I woke up crying. I had just dreamt that I heard that a guy I’d met a couple of times last summer was coming over to my family home. It was late, I was in my pyjamas, I looked tired and wasn’t wearing any makeup. I quickly threw on a bra and T-shirt and started applying some makeup. My brother ran upstairs, grabbed something and said, “We’re going out.” I heard the door slam. I stopped putting on makeup. My sister came into the bathroom and announced, “That guy is hot but they’re gone to a night-club.”
I exploded: “I am so angry with both of them. I put on a bra! And makeup.” My sister scrunched up her face. I continued: “He obviously doesn’t care about me. I feel so alone. I just feel awful.” I knew that I was overreacting, that this shouldn’t make me feel so bad, that this was a core issue that kept resurfacing. My sister hugged me.
As I lay there early this morning, I realised that this went deep. I also recognised that, if this was a core belief of mine, it would continue to come up in relationships with men, and even with friends, family and the larger whole. I would create situations time and again that would “make” me feel unloved and alone.
As I was preparing for a Positive Living class yesterday, I remembered this quote by Anaïs Nin: “We see things not as they are but as we are.” In other words, we tend to view things from our own perspective. What’s happened in the past can colour things for us in the future. I guess it comes back to living in the present moment.

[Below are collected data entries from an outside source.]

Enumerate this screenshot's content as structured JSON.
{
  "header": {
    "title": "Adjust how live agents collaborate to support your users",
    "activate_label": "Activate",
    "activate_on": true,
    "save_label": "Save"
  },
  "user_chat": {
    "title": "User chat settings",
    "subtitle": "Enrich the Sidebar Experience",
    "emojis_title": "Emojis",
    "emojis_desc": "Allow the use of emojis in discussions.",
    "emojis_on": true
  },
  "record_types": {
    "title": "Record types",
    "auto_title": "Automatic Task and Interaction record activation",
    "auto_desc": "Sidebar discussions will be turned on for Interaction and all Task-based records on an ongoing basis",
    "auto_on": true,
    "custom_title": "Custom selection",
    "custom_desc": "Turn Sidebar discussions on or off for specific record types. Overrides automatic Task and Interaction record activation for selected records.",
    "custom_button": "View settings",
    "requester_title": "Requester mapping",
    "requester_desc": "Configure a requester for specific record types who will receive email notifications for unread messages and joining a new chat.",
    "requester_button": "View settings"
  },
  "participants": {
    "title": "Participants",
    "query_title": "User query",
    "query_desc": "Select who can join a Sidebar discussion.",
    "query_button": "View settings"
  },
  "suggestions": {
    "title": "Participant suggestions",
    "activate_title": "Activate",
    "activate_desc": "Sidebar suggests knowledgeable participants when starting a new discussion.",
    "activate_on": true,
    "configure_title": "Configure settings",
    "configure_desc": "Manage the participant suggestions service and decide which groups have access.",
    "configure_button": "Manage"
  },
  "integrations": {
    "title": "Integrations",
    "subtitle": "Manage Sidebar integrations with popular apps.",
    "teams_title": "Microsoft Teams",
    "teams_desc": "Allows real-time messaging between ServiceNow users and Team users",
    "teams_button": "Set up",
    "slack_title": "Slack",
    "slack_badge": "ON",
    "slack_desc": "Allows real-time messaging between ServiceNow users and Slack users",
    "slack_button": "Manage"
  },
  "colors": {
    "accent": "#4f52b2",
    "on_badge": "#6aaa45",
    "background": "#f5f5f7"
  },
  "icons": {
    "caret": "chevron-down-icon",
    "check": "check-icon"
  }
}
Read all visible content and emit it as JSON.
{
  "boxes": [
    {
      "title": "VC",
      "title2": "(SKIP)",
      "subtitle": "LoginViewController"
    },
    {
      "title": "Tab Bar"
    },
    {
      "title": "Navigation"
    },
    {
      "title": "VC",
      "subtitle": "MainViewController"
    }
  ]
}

I don’t know how to shift this completely but I do know that awareness is crucial. If a scenario arises again where I feel this way, I will be able to see that it could be my stuff and not the other person or circumstance. I can decide to release these emotions, to let go, to stop replaying the old record because it’s not relevant any more. Already, I am loving and caring about myself. I am opening myself to love and connection. I am aware and awake and I’ve stopped crying.